Astonished at their own silent and obscure progress, some have imagined that they had formed their genius solely by their own studies; when they acquired, they conceived that they had generated; and losing the distinction between nature and habit, with fatal temerity the idolatry of philosophy substituted something visible and palpable, yet shaped by the most opposite fancies, called a Theory, for Nature herself! Men of genius, whose great occupation is to be conversant with the inspirations of nature, made up a factitious one among themselves, and assumed that they could operate without the intervention of the occult original. But Nature would not be mocked; and whenever this race of idolaters have worked without her agency, she, who is genial in all her own productions, invariably afflicts the votaries who do not feel her influence with the most stubborn sterility.

Theories of genius are the peculiar constructions of our own philosophical times: ages of genius had passed away, and they left no other record than their works; no preconcerted theory described the workings of the imagination to be without imagination, nor did they venture to teach how to invent invention.

The character of genius, viewed as the effect of habit and education, on the principle of the equality of the human mind, infers that men have an equal aptitude for the work of genius; a paradox which, with a more fatal one, came from the French school, and arose probably from an equivocal expression.

Locke employed the well-known comparison of the mind with “white paper void of all characters,” to free his famous Inquiry from that powerful obstacle to his system, the absurd belief of innate ideas, of notions of objects before objects were presented to observation. Our philosopher considered that this simple analogy sufficiently described the manner in which he conceived the impressions of the senses write themselves upon the mind. His French pupils, the amusing Helvetius, or Diderot, for they were equally concerned in the paradoxical L’Esprit, inferred that this blank paper served also as an evidence that men had an equal aptitude for genius, just as the blank paper reflects to us whatever characters we trace on it.
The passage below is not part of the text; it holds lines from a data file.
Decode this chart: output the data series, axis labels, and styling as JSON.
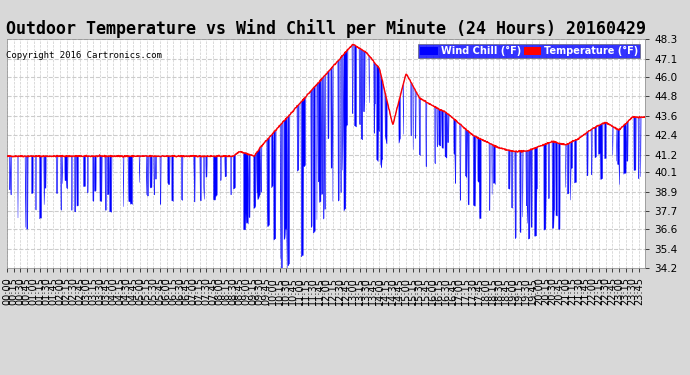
{
  "title": "Outdoor Temperature vs Wind Chill per Minute (24 Hours) 20160429",
  "copyright": "Copyright 2016 Cartronics.com",
  "legend_wind": "Wind Chill (°F)",
  "legend_temp": "Temperature (°F)",
  "ylim_min": 34.2,
  "ylim_max": 48.3,
  "yticks": [
    34.2,
    35.4,
    36.6,
    37.7,
    38.9,
    40.1,
    41.2,
    42.4,
    43.6,
    44.8,
    46.0,
    47.1,
    48.3
  ],
  "bg_color": "#d8d8d8",
  "plot_bg_color": "#ffffff",
  "temp_color": "#ff0000",
  "wind_color": "#0000ff",
  "grid_color": "#cccccc",
  "title_fontsize": 12,
  "tick_fontsize": 7.5,
  "n_minutes": 1440,
  "xtick_interval": 15,
  "seed": 42
}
This equality of minds gave rise to the same monstrous doctrine in the science of metaphysics which that of another verbal misconception, the equality of men, did in that of politics. The Scottish metaphysicians powerfully combined to illustrate the mechanism of the mind,—an important and a curious truth; for as rules and principles exist in the nature of things, and when discovered are only thence drawn out, genius unconsciously conducts itself by an uniform process; and when this process had been traced, they inferred that what was done by some men, under the influence of fundamental laws which regulate the march of the intellect, must also be in the reach of others who, in the same circumstances, apply themselves to the same study. But these metaphysicians resemble anatomists, under whose knife all men are alike: they know the structure of the bones, the movement of the muscles, and where the connecting ligaments lie; but the invisible principle of life flies from their touch: it is the practitioner on the living body who studies in every individual that peculiarity of constitution which forms the idiosyncracy.